À ma connaissance, Esi Edugyan est l’une des rares autrices canadiennes qui a fait rentrer des personnages noirs dans l’histoire de l’occupation allemande et dans les découvertes scientifiques respectivement dans ses deux romans 3 minutes et 33 secondes et Washington Black. Je suis vraiment contente que Didier Leclair en fasse autant de notre côté francophone.

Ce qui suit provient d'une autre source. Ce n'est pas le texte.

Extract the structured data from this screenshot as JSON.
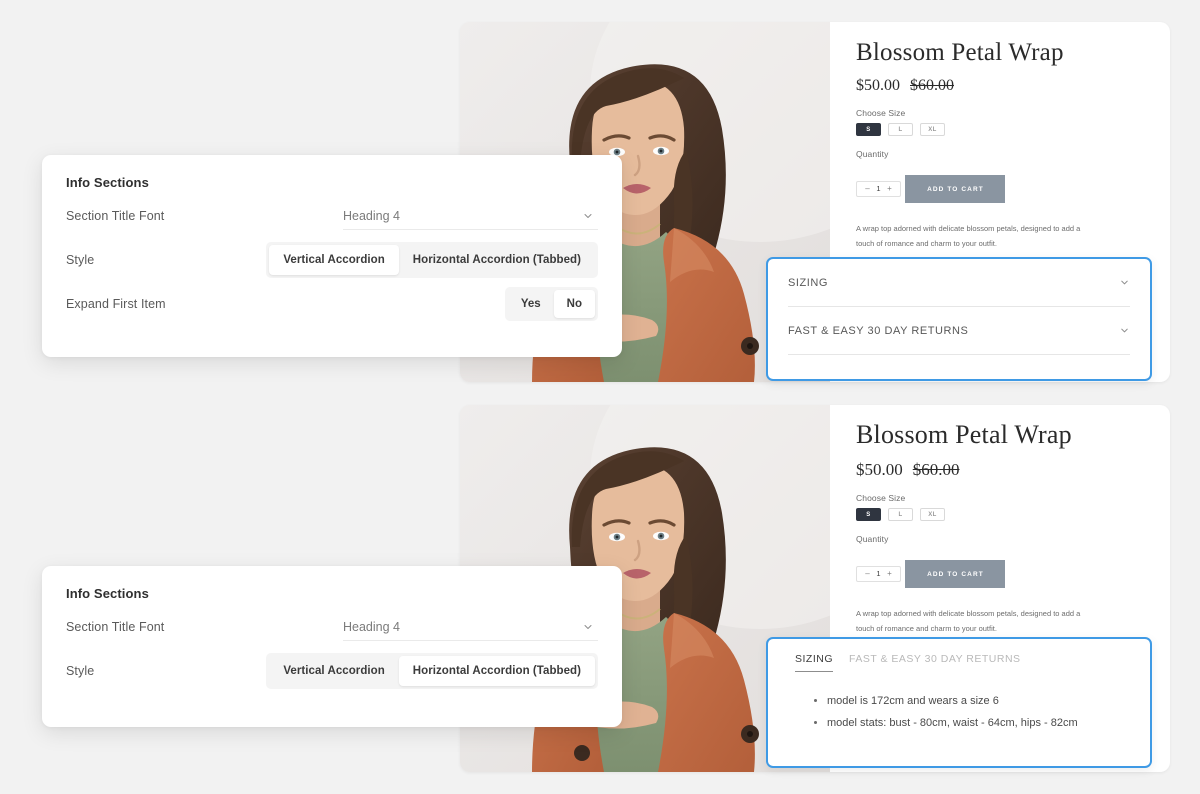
{
  "background_color": "#f2f2f2",
  "accent_color": "#3f9ae5",
  "button_color": "#8a95a1",
  "product": {
    "title": "Blossom Petal Wrap",
    "price": "$50.00",
    "compare_at_price": "$60.00",
    "size_label": "Choose Size",
    "sizes": [
      {
        "label": "S",
        "selected": true
      },
      {
        "label": "L",
        "selected": false
      },
      {
        "label": "XL",
        "selected": false
      }
    ],
    "quantity_label": "Quantity",
    "quantity_minus": "–",
    "quantity_value": "1",
    "quantity_plus": "+",
    "add_to_cart_label": "ADD TO CART",
    "description": "A wrap top adorned with delicate blossom petals, designed to add a touch of romance and charm to your outfit."
  },
  "vertical_accordion": {
    "items": [
      {
        "title": "SIZING"
      },
      {
        "title": "FAST & EASY 30 DAY RETURNS"
      }
    ]
  },
  "tabbed_accordion": {
    "tabs": [
      {
        "label": "SIZING",
        "active": true
      },
      {
        "label": "FAST & EASY 30 DAY RETURNS",
        "active": false
      }
    ],
    "content": [
      "model is 172cm and wears a size 6",
      "model stats: bust - 80cm, waist - 64cm, hips - 82cm"
    ]
  },
  "settings_panel_one": {
    "title": "Info Sections",
    "section_title_font": {
      "label": "Section Title Font",
      "value": "Heading 4",
      "icon": "chevron-down-icon"
    },
    "style": {
      "label": "Style",
      "options": [
        {
          "label": "Vertical Accordion",
          "active": true
        },
        {
          "label": "Horizontal Accordion (Tabbed)",
          "active": false
        }
      ]
    },
    "expand_first_item": {
      "label": "Expand First Item",
      "options": [
        {
          "label": "Yes",
          "active": false
        },
        {
          "label": "No",
          "active": true
        }
      ]
    }
  },
  "settings_panel_two": {
    "title": "Info Sections",
    "section_title_font": {
      "label": "Section Title Font",
      "value": "Heading 4",
      "icon": "chevron-down-icon"
    },
    "style": {
      "label": "Style",
      "options": [
        {
          "label": "Vertical Accordion",
          "active": false
        },
        {
          "label": "Horizontal Accordion (Tabbed)",
          "active": true
        }
      ]
    }
  }
}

Un autre livre me rappelle celui de Didier Leclair, aussi écrit du point de vue des colonisés : Le dévoué de Viet Thanh Nguyen. Même si Le dévoué ne se promène pas dans le Paris sous l’occupation Allemande mais plutôt celui des années 80, c’est la rencontre, trop brutale chez Viet Thanh Nguyen, entre les divers membres des communautés ethniques, anciennes colonies de la France qui vivent maintenant sur son territoire qui étonne et fascine à la fois.

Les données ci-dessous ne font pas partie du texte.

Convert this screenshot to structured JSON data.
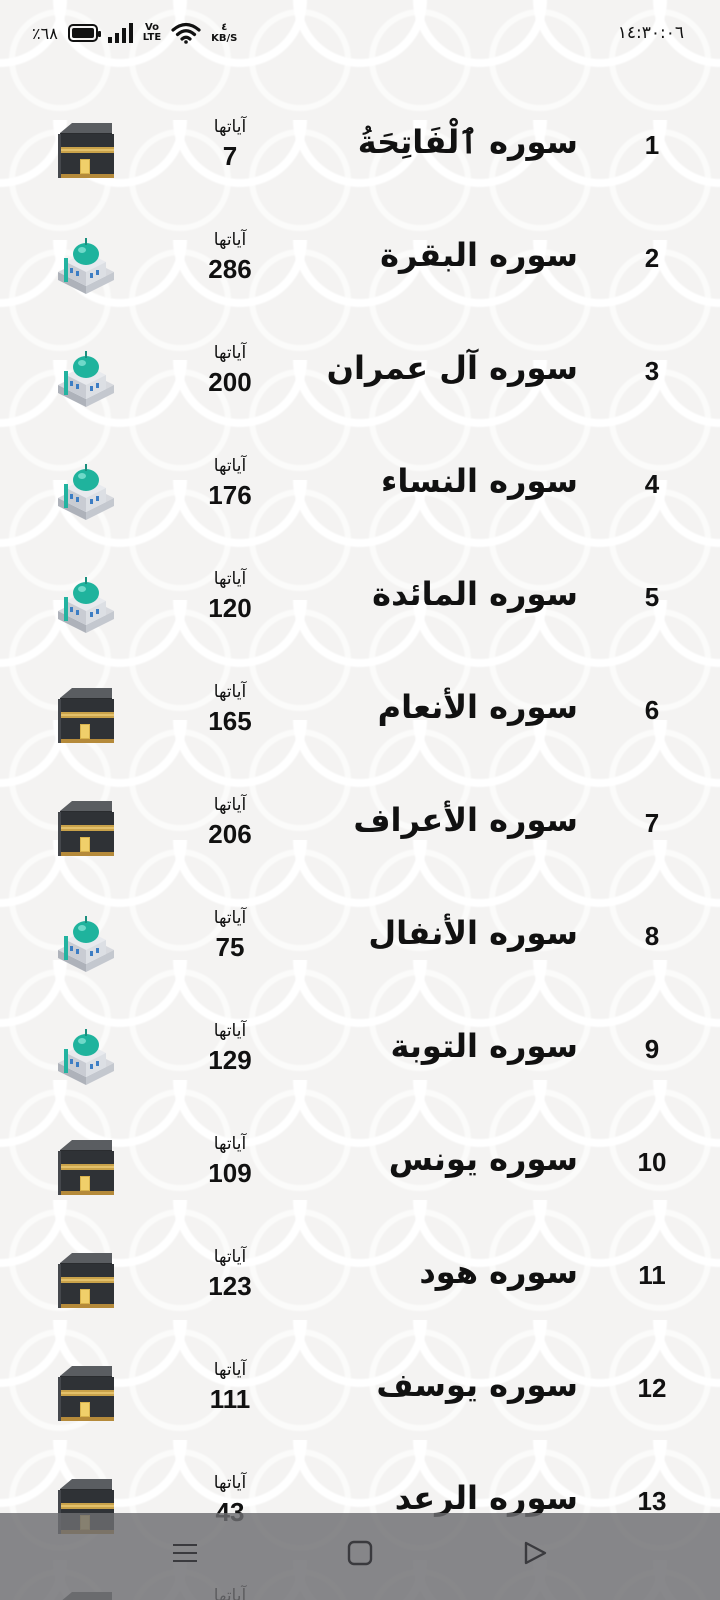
{
  "status_bar": {
    "battery_text": "٪٦٨",
    "volte_top": "Vo",
    "volte_bottom": "LTE",
    "net_speed_value": "٤",
    "net_speed_unit": "KB/S",
    "clock": "١٤:٣٠:٠٦"
  },
  "ayat_label": "آياتها",
  "surahs": [
    {
      "number": "1",
      "name": "سوره ٱلْفَاتِحَةُ",
      "ayat": "7",
      "icon": "kaaba-icon"
    },
    {
      "number": "2",
      "name": "سوره البقرة",
      "ayat": "286",
      "icon": "mosque-icon"
    },
    {
      "number": "3",
      "name": "سوره آل عمران",
      "ayat": "200",
      "icon": "mosque-icon"
    },
    {
      "number": "4",
      "name": "سوره النساء",
      "ayat": "176",
      "icon": "mosque-icon"
    },
    {
      "number": "5",
      "name": "سوره المائدة",
      "ayat": "120",
      "icon": "mosque-icon"
    },
    {
      "number": "6",
      "name": "سوره الأنعام",
      "ayat": "165",
      "icon": "kaaba-icon"
    },
    {
      "number": "7",
      "name": "سوره الأعراف",
      "ayat": "206",
      "icon": "kaaba-icon"
    },
    {
      "number": "8",
      "name": "سوره الأنفال",
      "ayat": "75",
      "icon": "mosque-icon"
    },
    {
      "number": "9",
      "name": "سوره التوبة",
      "ayat": "129",
      "icon": "mosque-icon"
    },
    {
      "number": "10",
      "name": "سوره يونس",
      "ayat": "109",
      "icon": "kaaba-icon"
    },
    {
      "number": "11",
      "name": "سوره هود",
      "ayat": "123",
      "icon": "kaaba-icon"
    },
    {
      "number": "12",
      "name": "سوره يوسف",
      "ayat": "111",
      "icon": "kaaba-icon"
    },
    {
      "number": "13",
      "name": "سوره الرعد",
      "ayat": "43",
      "icon": "kaaba-icon"
    },
    {
      "number": "",
      "name": "",
      "ayat": "",
      "icon": "kaaba-icon"
    }
  ],
  "nav_bar": {
    "menu": "menu-icon",
    "home": "home-square-icon",
    "back": "back-triangle-icon"
  }
}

Cette même rencontre se fait , plutôt complice et amicale, dans le livre de Didier Leclair un peu à la manière du slogan communiste : « Prolétaires de tous les pays, unissez-vous ». On peut voir dans son roman comment différents personnages qui ont tout pour être des victimes parfaites – que ce soit la couleur de leur peau, leur religion, leur sexe, leur classe sociale – arrivent à s’unir, s’entraider et devenir des agents de changement à part entière.

Un autre regard sur l’histoire

Certes, de prime abord, l’oeuvre de Didier Leclair paraît un livre d’espionnage innocent avec des aventures rocambolesques et des cavales enjambant plusieurs pays et continent pendant la seconde guerre mondiale mais au fond, c’est une mise au point sur la façon dont l’histoire avec un grand H et les histoires subséquentes ont été écrites jusque-là. Une écriture monochrome, relatée du point de vue de la majorité alors que les minorités raciales qui ont pourtant joué un rôle primordial pour combattre le fascisme ont souvent été reléguées aux oubliettes, tuées ou simplement ignorées.

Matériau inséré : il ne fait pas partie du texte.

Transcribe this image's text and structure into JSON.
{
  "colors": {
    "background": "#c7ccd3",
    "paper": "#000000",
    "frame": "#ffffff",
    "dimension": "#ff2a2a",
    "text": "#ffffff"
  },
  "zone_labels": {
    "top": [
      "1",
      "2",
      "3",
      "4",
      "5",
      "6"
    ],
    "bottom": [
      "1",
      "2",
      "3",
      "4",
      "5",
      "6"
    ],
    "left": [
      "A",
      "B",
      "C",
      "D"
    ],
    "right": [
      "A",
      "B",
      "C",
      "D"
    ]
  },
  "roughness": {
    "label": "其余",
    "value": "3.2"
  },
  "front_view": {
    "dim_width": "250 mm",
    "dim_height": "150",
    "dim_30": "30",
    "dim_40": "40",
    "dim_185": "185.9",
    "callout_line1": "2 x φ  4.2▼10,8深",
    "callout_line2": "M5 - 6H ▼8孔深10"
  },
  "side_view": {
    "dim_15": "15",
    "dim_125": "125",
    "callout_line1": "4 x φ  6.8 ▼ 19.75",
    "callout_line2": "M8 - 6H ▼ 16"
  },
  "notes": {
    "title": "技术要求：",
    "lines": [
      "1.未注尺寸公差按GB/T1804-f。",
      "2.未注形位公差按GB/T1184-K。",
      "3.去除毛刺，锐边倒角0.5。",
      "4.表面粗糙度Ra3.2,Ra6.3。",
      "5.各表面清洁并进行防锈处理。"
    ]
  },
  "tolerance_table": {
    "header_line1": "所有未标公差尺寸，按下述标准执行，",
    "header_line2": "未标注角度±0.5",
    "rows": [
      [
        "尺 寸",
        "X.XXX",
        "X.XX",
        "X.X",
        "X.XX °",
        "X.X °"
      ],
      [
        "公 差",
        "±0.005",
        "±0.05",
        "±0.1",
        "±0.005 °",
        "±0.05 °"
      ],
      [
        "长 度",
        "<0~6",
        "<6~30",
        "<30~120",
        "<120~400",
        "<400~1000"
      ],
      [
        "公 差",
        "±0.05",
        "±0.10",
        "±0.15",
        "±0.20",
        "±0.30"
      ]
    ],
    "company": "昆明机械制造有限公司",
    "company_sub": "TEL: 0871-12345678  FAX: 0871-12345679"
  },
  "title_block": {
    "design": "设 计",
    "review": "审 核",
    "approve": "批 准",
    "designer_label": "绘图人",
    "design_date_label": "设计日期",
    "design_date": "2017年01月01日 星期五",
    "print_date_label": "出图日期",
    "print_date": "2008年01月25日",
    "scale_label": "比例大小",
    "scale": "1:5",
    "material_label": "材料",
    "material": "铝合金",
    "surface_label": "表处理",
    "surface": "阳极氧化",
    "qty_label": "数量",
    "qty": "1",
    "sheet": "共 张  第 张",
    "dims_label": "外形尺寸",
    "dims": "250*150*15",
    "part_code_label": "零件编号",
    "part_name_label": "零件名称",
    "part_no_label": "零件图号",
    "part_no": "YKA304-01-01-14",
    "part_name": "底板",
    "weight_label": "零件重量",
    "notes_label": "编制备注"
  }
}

Ici, un petit rappel historique s’invite et s’impose. Entre 1939 et 1944, ils sont près de 140 000 tirailleurs sénégalais (en réalité ce sont des soldats indigènes venant d’Afrique subsaharienne) engagés par la France. Près de 24 000 sont faits prisonniers ou sont tués au combat. Selon l’historien américain Raffael Scheck, qui a enquêté dans les archives militaires françaises et allemandes, près de 3 000 tirailleurs sénégalais auraient été exécutés par la Wehrmacht, armée allemande nazie, entre mai et juin 1940.

Même si le livre de Didier Leclair épouse la forme du roman d’espionnage et d’aventure sans sombrer dans les détails et disputes historiques, il reste un livre avec un nouveau regard sur les rapports de force raciaux qui ont régi nos sociétés contemporaines et qui se poursuivent jusqu’à nos jours.

Les opinions exprimées dans cet article n’engagent que leurs auteur(e)s et ne sauraient refléter la position d’ONFR et du Groupe Média TFO.